From: "Gary Johnson" <gjohnson144@comcast.net>
Date: January 18, 2016 at 11:27:19 AM CST
To: "Gary Johnson" <gjohnson144@comcast.net>
Subject: FW: Panel warns of creeping risks to NASA crews

 

 

Inline image 2

 

Panel warns of creeping risks to NASA crews

James Dean, FLORIDA TODAY 3:30 p.m. EST January 16, 2016

 

     NASA is ready to move forward with the development of the Space Launch System -- an advanced heavy-lift launch vehicle that will provide an entirely new national capability for human exploration beyond Earth's orbit. NASA video

An artist's rendering shows NASA's Space Launch System.(Photo: NASA)

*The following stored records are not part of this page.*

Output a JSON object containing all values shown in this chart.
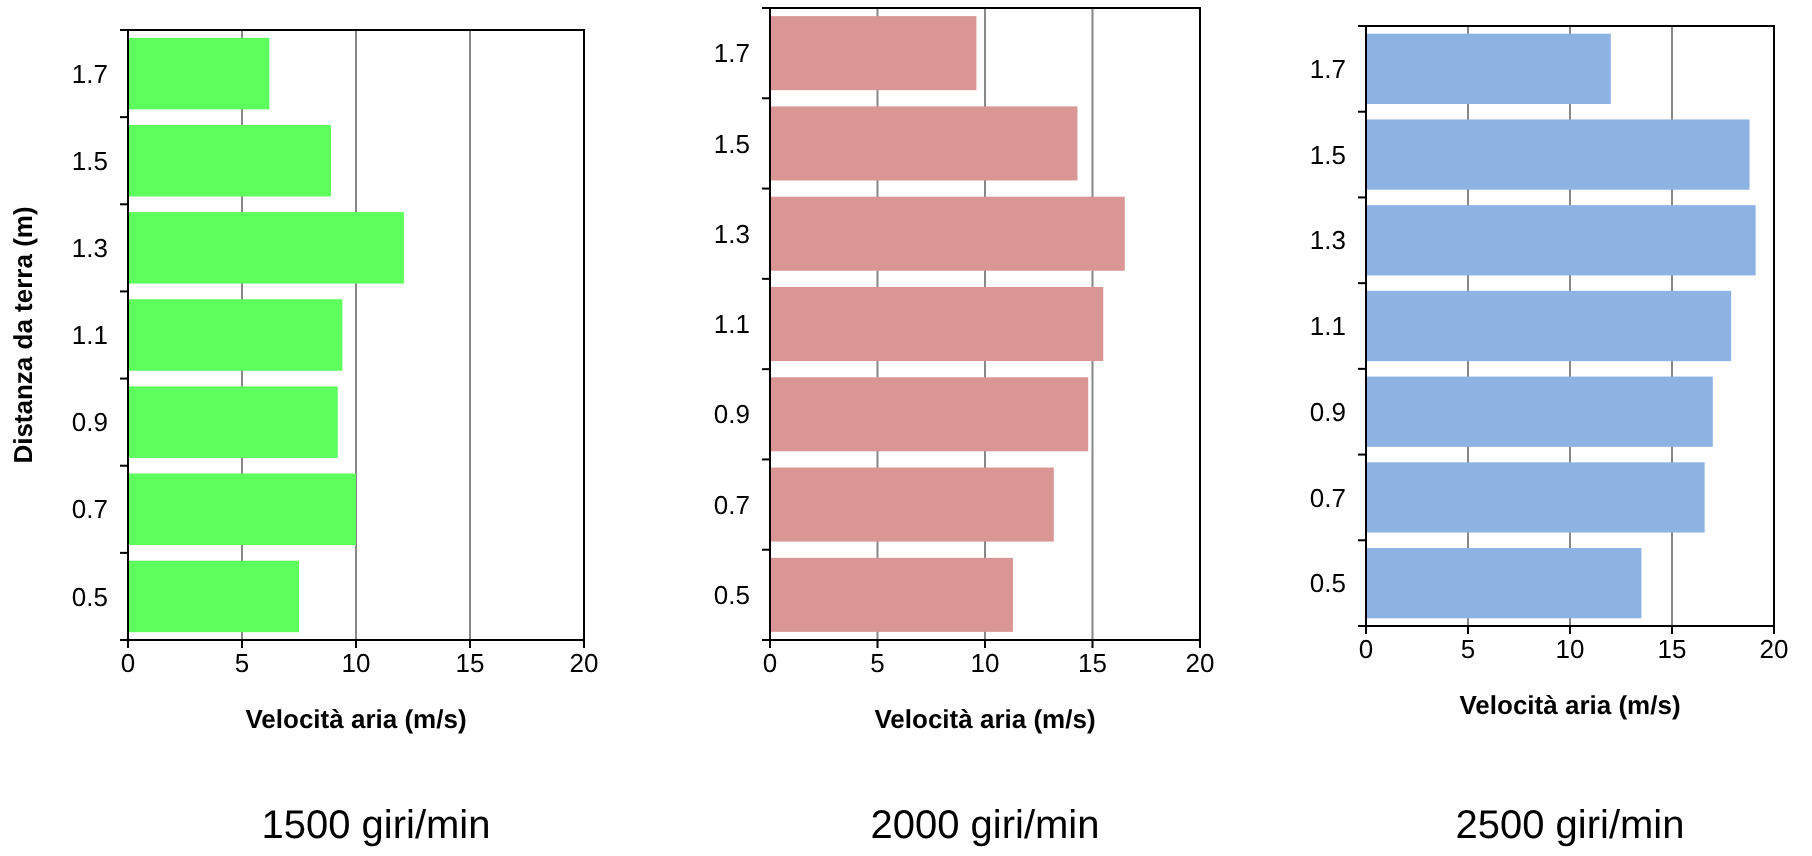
{
  "chart_data": [
    {
      "type": "bar",
      "orientation": "horizontal",
      "title": "1500 giri/min",
      "xlabel": "Velocità aria (m/s)",
      "ylabel": "Distanza da terra (m)",
      "categories": [
        "1.7",
        "1.5",
        "1.3",
        "1.1",
        "0.9",
        "0.7",
        "0.5"
      ],
      "values": [
        6.2,
        8.9,
        12.1,
        9.4,
        9.2,
        10.0,
        7.5
      ],
      "color": "#5cff5c",
      "xlim": [
        0,
        20
      ],
      "xticks": [
        0,
        5,
        10,
        15,
        20
      ],
      "grid": "x"
    },
    {
      "type": "bar",
      "orientation": "horizontal",
      "title": "2000 giri/min",
      "xlabel": "Velocità aria (m/s)",
      "categories": [
        "1.7",
        "1.5",
        "1.3",
        "1.1",
        "0.9",
        "0.7",
        "0.5"
      ],
      "values": [
        9.6,
        14.3,
        16.5,
        15.5,
        14.8,
        13.2,
        11.3
      ],
      "color": "#da9694",
      "xlim": [
        0,
        20
      ],
      "xticks": [
        0,
        5,
        10,
        15,
        20
      ],
      "grid": "x"
    },
    {
      "type": "bar",
      "orientation": "horizontal",
      "title": "2500 giri/min",
      "xlabel": "Velocità aria (m/s)",
      "categories": [
        "1.7",
        "1.5",
        "1.3",
        "1.1",
        "0.9",
        "0.7",
        "0.5"
      ],
      "values": [
        12.0,
        18.8,
        19.1,
        17.9,
        17.0,
        16.6,
        13.5
      ],
      "color": "#8db3e2",
      "xlim": [
        0,
        20
      ],
      "xticks": [
        0,
        5,
        10,
        15,
        20
      ],
      "grid": "x"
    }
  ]
}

An independent safety panel last week warned that NASA is gradually allowing funding and schedule pressures to increase risks to future human spaceflight missions, even in programs years away from launching astronauts.

"Even at this relatively early stage, schedule pressures appear to be impacting safety," said NASA's Aerospace Safety Advisory Panel, or ASAP, in its 2015 annual report.

The 42-page report focused most on preparations to launch the 322-foot Space Launch System rocket and Orion exploration capsule from Kennedy Space Center.

After an unmanned test flight planned in 2018, NASA has committed to launching a first crew in Orion by 2023, but says it continues to work toward a more aggressive launch date in 2021. The ASAP said confidence in meeting the earlier target date, however, is "close to zero" based on current budgets.

The report said NASA's test program for SLS and Orion has "gradually eroded." Concerns cited included a less extensive test of a launch abort system planned from Cape Canaveral; late changes to Orion's heat shield; and flying the capsule's life support system for the first time with a crew on board.

"This plan appears to incur an increased risk without a clearly articulated rationale," the reports says of the life support plan.

The panel also predicted a "high likelihood of delays" to planned 2017 test flights from the Space Coast by Boeing and SpaceX capsules now in development to fly crews to the International Space Station.

KSC is scheduled to host the ASAP's next meeting on Feb. 24.